At Bingley, Wesley had the genteelest congregation he had lately seen. At Haworth, he had to preach in the churchyard, the congregation being three times larger than the church would hold; while, at the sacramental service following, he and Grimshaw had nearly a thousand communicants. After this, he hurried off to Whitehaven, Cockermouth, and Wigton. In a letter to his friend Blackwell, he writes:—

“Whitehaven, May 28, 1757.

“Dear Sir,—In every place, people flock about me for direction in secular as well as spiritual affairs; and I dare not throw even this burden off my shoulders, though I have employment enough without it. But it is a burden, and no burden; it is no incumbrance, no weight upon my mind. If we see God in all things, and do all for Him, then all things are easy. I think it is fourteen or fifteen days since my wife wrote to me. I am afraid she is not well.

“I am, dear sir, your most affectionate servant,

“John Wesley.”[304]

Wesley now proceeded to Glasgow, where he was welcomed by Mr. Gillies, and preached in the yard of the poorhouse. He “met the members of the praying societies, and earnestly advised them to meet Mr. Gillies every week; and, at their other meetings, not to talk loosely and generally (as their manner had been) on some head of religion, but to examine each other’s hearts and lives.”

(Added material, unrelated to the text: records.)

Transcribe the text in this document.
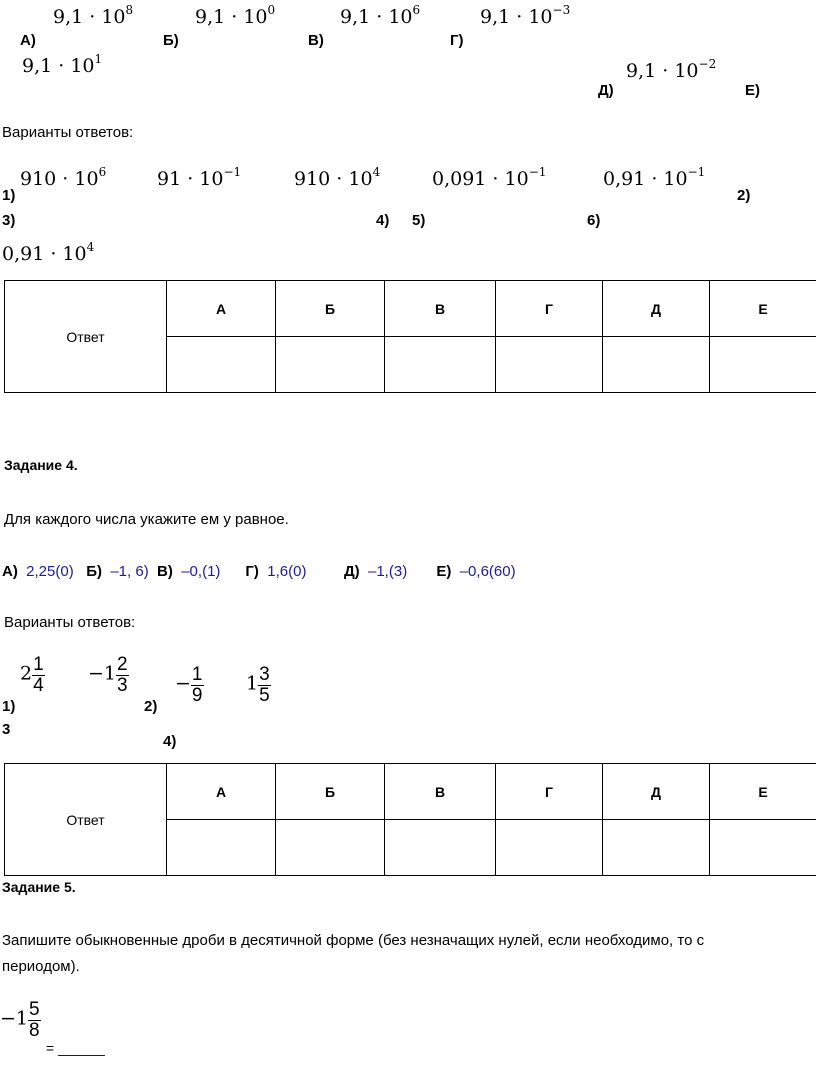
А)
$9,1 \cdot 10^8$
Б)
$9,1 \cdot 10^0$
В)
$9,1 \cdot 10^6$
Г)
$9,1 \cdot 10^{-3}$
$9,1 \cdot 10^1$
Д)
$9,1 \cdot 10^{-2}$
Е)
Варианты ответов:
$910 \cdot 10^6$	$91 \cdot 10^{-1}$	$910 \cdot 10^4$	$0,091 \cdot 10^{-1}$	$0,91 \cdot 10^{-1}$
$0,91 \cdot 10^4$
1)	2)
3)	4) 5)	6)
Ответ	А	Б	В	Г	Д	Е

Задание 4.
Для каждого числа укажите ем у равное.
А) 2,25(0) Б) –1, 6) В) –0,(1) Г) 1,6(0)	Д) –1,(3) Е) –0,6(60)
Варианты ответов:
$2 \frac{1}{4} -1 \frac{2}{3} - \frac{1}{9} 1 \frac{3}{5}$
1)	2)
3
4)
Ответ	А	Б	В	Г	Д	Е

Задание 5.
Запишите обыкновенные дроби в десятичной форме (без незначащих нулей, если необходимо, то с
периодом).
$-1 \frac{5}{8}$
= ______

At Musselburgh, he was the guest of Bailiff Lindsey, and preached in the poorhouse; two thirds of the society “knew in whom they had believed”; and between forty and fifty dragoons were present.

He found a small society at Dunbar, and went into the street, “and began speaking to a congregation of two men and two women,” which was “soon joined by about twenty little children, and, not long after, by a large number of young and old.”

At Kelso, he and William Coward, “a wise and good man,” who died in 1770, and for whom Wesley preached a funeral sermon, went to the market-house, but “neither man, woman, nor child came near them.” At length, Wesley began singing a Scotch psalm; in due time, a congregation gathered; Wesley used “keen and cutting expressions,” and says: “I believe many felt, for all their form, they were but heathens still.”

He now made his way towards Newcastle. He writes: “About noon, I stood in the street at Wooler; and I might stand; for no creature came near me, till I had sung part of a psalm. Then a row of children stood before me; and, in some time, about a hundred men and women. I spoke full as plain as I did at Kelso; and pharisees themselves are not out of God’s reach.”